# Saint Colman Glasgow



## mac 1 (Aug 19, 2010)

Does anyone know what became of this coaster.She belonged to Gardners of Glasgow and was launched around 1963.
Cheers Mac


----------



## A.D.FROST (Sep 1, 2008)

mac 1 said:


> Does anyone know what became of this coaster.She belonged to Gardners of Glasgow and was launched around 1963.
> Cheers Mac


SAINT COLMAN
81;CLAUDIAP.
83;ORPENA
91;CONCIERCE
93;VELDA
99;ST.COLMAN
Nothing coming up on Marine Traffic to date?


----------



## BillH (Oct 10, 2007)

SAINT COLMAN is still recorded on the "Equasis" website as owned, since August 1999, by Roseda Shipping of Panama City but flying the Honduras flag.
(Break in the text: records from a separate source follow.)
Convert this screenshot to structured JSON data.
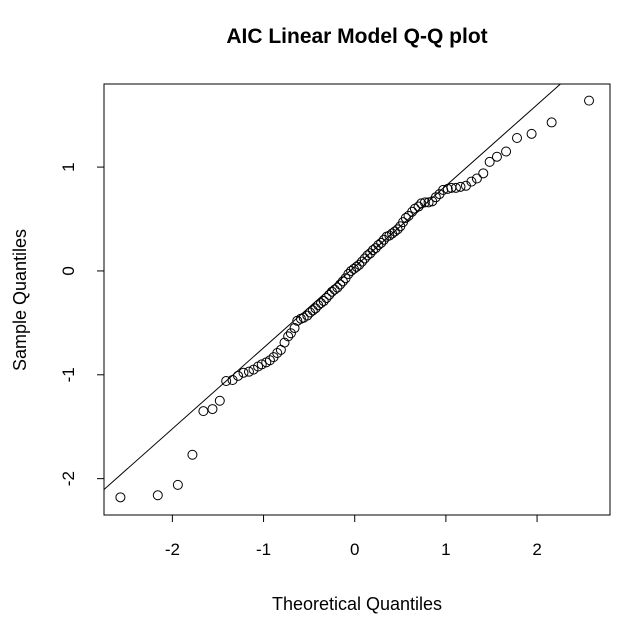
{
  "chart_data": {
    "type": "scatter",
    "title": "AIC Linear Model Q-Q plot",
    "xlabel": "Theoretical Quantiles",
    "ylabel": "Sample Quantiles",
    "xlim": [
      -2.75,
      2.8
    ],
    "ylim": [
      -2.35,
      1.8
    ],
    "x_ticks": [
      -2,
      -1,
      0,
      1,
      2
    ],
    "y_ticks": [
      -2,
      -1,
      0,
      1
    ],
    "x_tick_labels": [
      "-2",
      "-1",
      "0",
      "1",
      "2"
    ],
    "y_tick_labels": [
      "-2",
      "-1",
      "0",
      "1"
    ],
    "grid": false,
    "reference_line": {
      "intercept": 0.04,
      "slope": 0.78
    },
    "points": [
      {
        "x": -2.57,
        "y": -2.18
      },
      {
        "x": -2.16,
        "y": -2.16
      },
      {
        "x": -1.94,
        "y": -2.06
      },
      {
        "x": -1.78,
        "y": -1.77
      },
      {
        "x": -1.66,
        "y": -1.35
      },
      {
        "x": -1.56,
        "y": -1.33
      },
      {
        "x": -1.48,
        "y": -1.25
      },
      {
        "x": -1.41,
        "y": -1.06
      },
      {
        "x": -1.34,
        "y": -1.05
      },
      {
        "x": -1.28,
        "y": -1.01
      },
      {
        "x": -1.22,
        "y": -0.98
      },
      {
        "x": -1.16,
        "y": -0.97
      },
      {
        "x": -1.11,
        "y": -0.95
      },
      {
        "x": -1.06,
        "y": -0.92
      },
      {
        "x": -1.02,
        "y": -0.9
      },
      {
        "x": -0.97,
        "y": -0.88
      },
      {
        "x": -0.93,
        "y": -0.86
      },
      {
        "x": -0.89,
        "y": -0.83
      },
      {
        "x": -0.85,
        "y": -0.79
      },
      {
        "x": -0.81,
        "y": -0.76
      },
      {
        "x": -0.77,
        "y": -0.69
      },
      {
        "x": -0.73,
        "y": -0.63
      },
      {
        "x": -0.7,
        "y": -0.6
      },
      {
        "x": -0.66,
        "y": -0.55
      },
      {
        "x": -0.63,
        "y": -0.48
      },
      {
        "x": -0.59,
        "y": -0.46
      },
      {
        "x": -0.56,
        "y": -0.45
      },
      {
        "x": -0.52,
        "y": -0.43
      },
      {
        "x": -0.49,
        "y": -0.4
      },
      {
        "x": -0.46,
        "y": -0.38
      },
      {
        "x": -0.43,
        "y": -0.36
      },
      {
        "x": -0.4,
        "y": -0.33
      },
      {
        "x": -0.37,
        "y": -0.31
      },
      {
        "x": -0.34,
        "y": -0.29
      },
      {
        "x": -0.31,
        "y": -0.26
      },
      {
        "x": -0.28,
        "y": -0.23
      },
      {
        "x": -0.25,
        "y": -0.2
      },
      {
        "x": -0.22,
        "y": -0.18
      },
      {
        "x": -0.19,
        "y": -0.16
      },
      {
        "x": -0.16,
        "y": -0.13
      },
      {
        "x": -0.13,
        "y": -0.1
      },
      {
        "x": -0.1,
        "y": -0.07
      },
      {
        "x": -0.07,
        "y": -0.03
      },
      {
        "x": -0.04,
        "y": 0.0
      },
      {
        "x": -0.01,
        "y": 0.02
      },
      {
        "x": 0.02,
        "y": 0.04
      },
      {
        "x": 0.05,
        "y": 0.06
      },
      {
        "x": 0.08,
        "y": 0.09
      },
      {
        "x": 0.11,
        "y": 0.12
      },
      {
        "x": 0.14,
        "y": 0.15
      },
      {
        "x": 0.17,
        "y": 0.17
      },
      {
        "x": 0.2,
        "y": 0.2
      },
      {
        "x": 0.23,
        "y": 0.22
      },
      {
        "x": 0.26,
        "y": 0.25
      },
      {
        "x": 0.29,
        "y": 0.27
      },
      {
        "x": 0.32,
        "y": 0.3
      },
      {
        "x": 0.35,
        "y": 0.33
      },
      {
        "x": 0.38,
        "y": 0.34
      },
      {
        "x": 0.41,
        "y": 0.36
      },
      {
        "x": 0.44,
        "y": 0.38
      },
      {
        "x": 0.47,
        "y": 0.4
      },
      {
        "x": 0.5,
        "y": 0.43
      },
      {
        "x": 0.53,
        "y": 0.47
      },
      {
        "x": 0.56,
        "y": 0.51
      },
      {
        "x": 0.59,
        "y": 0.53
      },
      {
        "x": 0.63,
        "y": 0.57
      },
      {
        "x": 0.66,
        "y": 0.6
      },
      {
        "x": 0.7,
        "y": 0.62
      },
      {
        "x": 0.73,
        "y": 0.65
      },
      {
        "x": 0.77,
        "y": 0.66
      },
      {
        "x": 0.81,
        "y": 0.66
      },
      {
        "x": 0.85,
        "y": 0.67
      },
      {
        "x": 0.89,
        "y": 0.71
      },
      {
        "x": 0.93,
        "y": 0.74
      },
      {
        "x": 0.97,
        "y": 0.78
      },
      {
        "x": 1.02,
        "y": 0.79
      },
      {
        "x": 1.06,
        "y": 0.8
      },
      {
        "x": 1.11,
        "y": 0.8
      },
      {
        "x": 1.16,
        "y": 0.81
      },
      {
        "x": 1.22,
        "y": 0.82
      },
      {
        "x": 1.28,
        "y": 0.86
      },
      {
        "x": 1.34,
        "y": 0.89
      },
      {
        "x": 1.41,
        "y": 0.94
      },
      {
        "x": 1.48,
        "y": 1.05
      },
      {
        "x": 1.56,
        "y": 1.1
      },
      {
        "x": 1.66,
        "y": 1.15
      },
      {
        "x": 1.78,
        "y": 1.28
      },
      {
        "x": 1.94,
        "y": 1.32
      },
      {
        "x": 2.16,
        "y": 1.43
      },
      {
        "x": 2.57,
        "y": 1.64
      }
    ]
  }
}
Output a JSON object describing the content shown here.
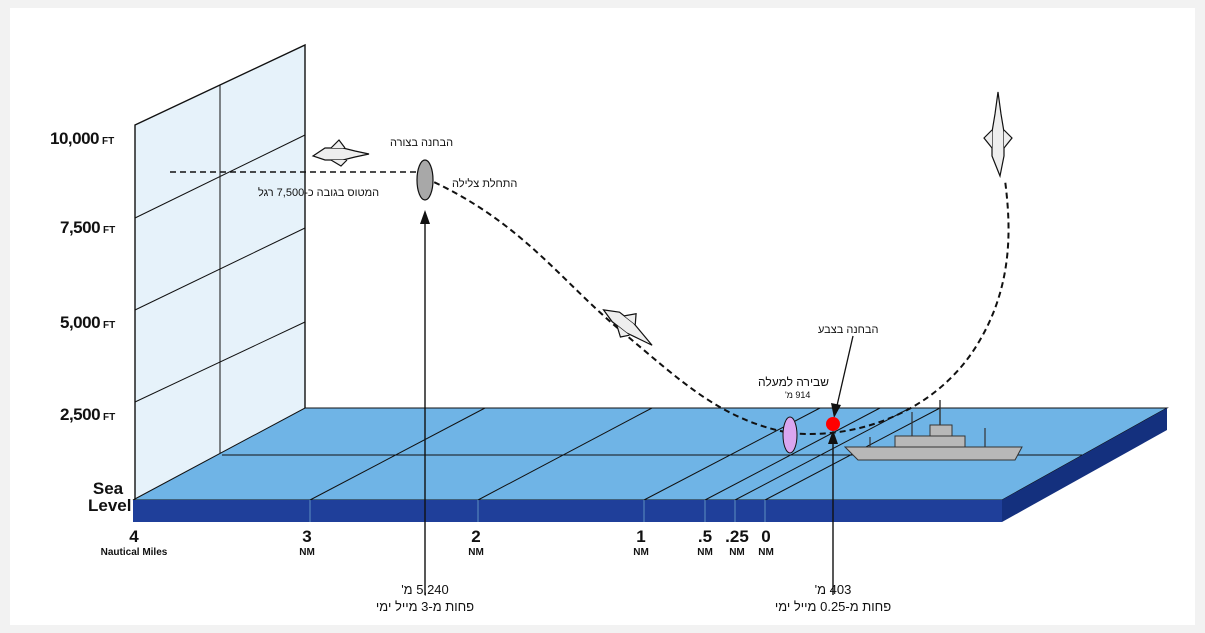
{
  "altitudes": [
    {
      "value": "10,000",
      "unit": "FT"
    },
    {
      "value": "7,500",
      "unit": "FT"
    },
    {
      "value": "5,000",
      "unit": "FT"
    },
    {
      "value": "2,500",
      "unit": "FT"
    }
  ],
  "sea_level": {
    "line1": "Sea",
    "line2": "Level"
  },
  "distances": [
    {
      "value": "4",
      "unit": "Nautical Miles"
    },
    {
      "value": "3",
      "unit": "NM"
    },
    {
      "value": "2",
      "unit": "NM"
    },
    {
      "value": "1",
      "unit": "NM"
    },
    {
      "value": ".5",
      "unit": "NM"
    },
    {
      "value": ".25",
      "unit": "NM"
    },
    {
      "value": "0",
      "unit": "NM"
    }
  ],
  "labels": {
    "visual_id": "הבחנה בצורה",
    "roll_in": "התחלת צלילה",
    "approach_alt": "המטוס בגובה כ-7,500 רגל",
    "color_id": "הבחנה בצבע",
    "pull_up": "שבירה למעלה",
    "pull_up_alt": "914 מ'"
  },
  "measurements": {
    "left": {
      "line1": "5,240 מ'",
      "line2": "פחות מ-3 מייל ימי"
    },
    "right": {
      "line1": "403 מ'",
      "line2": "פחות מ-0.25 מייל ימי"
    }
  },
  "colors": {
    "grid_panel": "#e6f2fa",
    "sea_top": "#6fb4e6",
    "sea_front": "#1f3f9a",
    "path": "#222222",
    "target_marker": "#ff0000",
    "pull_up_ellipse": "#d9a6f0",
    "visual_ellipse": "#a8a8a8",
    "ship": "#b8b8b8"
  }
}
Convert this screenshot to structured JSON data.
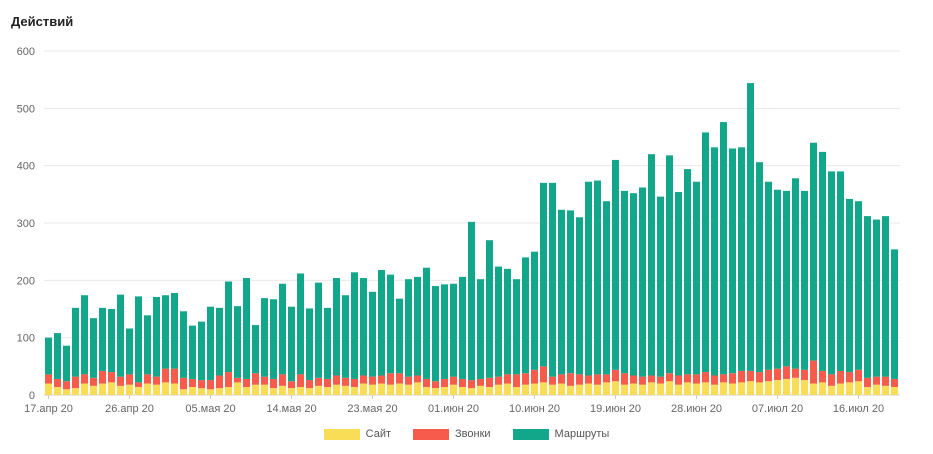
{
  "colors": {
    "site": "#f9dd56",
    "calls": "#f65b4c",
    "routes": "#12a68a",
    "grid": "#e8e8e8",
    "axis": "#cccccc"
  },
  "chart_data": {
    "type": "bar",
    "stacked": true,
    "title": "Действий",
    "ylim": [
      0,
      600
    ],
    "yticks": [
      "0",
      "100",
      "200",
      "300",
      "400",
      "500",
      "600"
    ],
    "xticks": [
      "17.апр 20",
      "26.апр 20",
      "05.мая 20",
      "14.мая 20",
      "23.мая 20",
      "01.июн 20",
      "10.июн 20",
      "19.июн 20",
      "28.июн 20",
      "07.июл 20",
      "16.июл 20"
    ],
    "grid": true,
    "legend_position": "bottom",
    "series": [
      {
        "name": "Сайт",
        "color": "#f9dd56",
        "values": [
          20,
          14,
          10,
          12,
          20,
          16,
          20,
          22,
          16,
          18,
          14,
          20,
          18,
          22,
          20,
          10,
          14,
          12,
          10,
          12,
          14,
          22,
          14,
          18,
          18,
          12,
          16,
          12,
          14,
          12,
          16,
          14,
          18,
          16,
          14,
          20,
          18,
          20,
          18,
          20,
          18,
          22,
          14,
          12,
          14,
          18,
          14,
          12,
          16,
          14,
          18,
          20,
          14,
          18,
          20,
          22,
          18,
          20,
          16,
          18,
          20,
          18,
          22,
          24,
          18,
          20,
          18,
          22,
          20,
          24,
          18,
          22,
          20,
          22,
          18,
          22,
          20,
          22,
          24,
          22,
          24,
          26,
          28,
          30,
          26,
          20,
          22,
          16,
          20,
          22,
          24,
          14,
          18,
          16,
          14
        ]
      },
      {
        "name": "Звонки",
        "color": "#f65b4c",
        "values": [
          16,
          14,
          14,
          20,
          16,
          14,
          22,
          18,
          16,
          18,
          8,
          16,
          14,
          24,
          26,
          20,
          14,
          14,
          16,
          22,
          26,
          8,
          14,
          20,
          14,
          16,
          20,
          12,
          22,
          14,
          14,
          14,
          16,
          14,
          14,
          14,
          14,
          14,
          20,
          18,
          14,
          12,
          14,
          12,
          14,
          14,
          14,
          14,
          12,
          16,
          14,
          16,
          22,
          20,
          24,
          28,
          14,
          16,
          22,
          18,
          14,
          18,
          14,
          20,
          20,
          14,
          14,
          12,
          12,
          14,
          16,
          14,
          16,
          18,
          16,
          14,
          18,
          20,
          18,
          18,
          20,
          20,
          22,
          16,
          18,
          40,
          20,
          20,
          22,
          18,
          20,
          16,
          14,
          16,
          14
        ]
      },
      {
        "name": "Маршруты",
        "color": "#12a68a",
        "values": [
          64,
          80,
          62,
          120,
          138,
          104,
          110,
          110,
          143,
          80,
          150,
          103,
          139,
          128,
          132,
          116,
          93,
          102,
          128,
          118,
          158,
          125,
          176,
          84,
          137,
          139,
          158,
          130,
          176,
          125,
          166,
          124,
          170,
          144,
          186,
          170,
          148,
          184,
          172,
          130,
          170,
          172,
          194,
          166,
          165,
          162,
          178,
          276,
          174,
          240,
          192,
          184,
          166,
          202,
          206,
          320,
          338,
          287,
          284,
          274,
          338,
          338,
          302,
          366,
          318,
          318,
          330,
          386,
          314,
          380,
          320,
          358,
          336,
          418,
          398,
          440,
          392,
          390,
          502,
          366,
          328,
          312,
          306,
          332,
          312,
          380,
          382,
          354,
          348,
          302,
          294,
          282,
          274,
          280,
          226
        ]
      }
    ]
  },
  "legend": [
    {
      "label": "Сайт",
      "color": "#f9dd56"
    },
    {
      "label": "Звонки",
      "color": "#f65b4c"
    },
    {
      "label": "Маршруты",
      "color": "#12a68a"
    }
  ]
}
The last update to her entry was on 24th October 2012.


----------



## mac 1 (Aug 19, 2010)

*Saint Colman Glasgow.*

Thanks lads for the info.Its good to hear that the old girl is still about and coming 40.
Best regards
Mac


----------



## Wribbenhall (Mar 19, 2009)

mac 1 said:


> Thanks lads for the info.Its good to hear that the old girl is still about and coming 40.
> Best regards
> Mac


 She's Coming Up to *50* Mac ! (1963-2013)
Best Regards
W.B.H.


----------



## mac 1 (Aug 19, 2010)

*Saint Colman Glasgow.*

50 indeed,you are quite right.I remember her coming to Newry as a new ship carrying coal for Fishers.Gardners did a lot into the port of Newry and She was named after the local patron saint.
In January 1968 the Saint william collided with the sea gates at Victoria Locks on the Newry Canal closing the port for a year.
A local man,Captain Leonard Hollywood (RIP) was in the Falklands with Gardners.Have they any ships now?
Cheers Mac.


----------



## Rob Shand (Dec 11, 2011)

I sailed on the 'Colman' back in 1980, for a few months. She looked old then!....good to hear she's still floating about.


----------



## mac 1 (Aug 19, 2010)

*Saint Colman Glasgow.*



Rob Shand said:


> I sailed on the 'Colman' back in 1980, for a few months. She looked old then!....good to hear she's still floating about.


Thanks Rob.It would be nice to see an updated photo of her.Back in the 70s Jack Taylor RIP was the Captain and Charlie Adair was master of the Saint William.I think Charlie is deceased now too.Gardners certainly were a busy company and visited almost daily with coal cargos.
Cheers Mac.


----------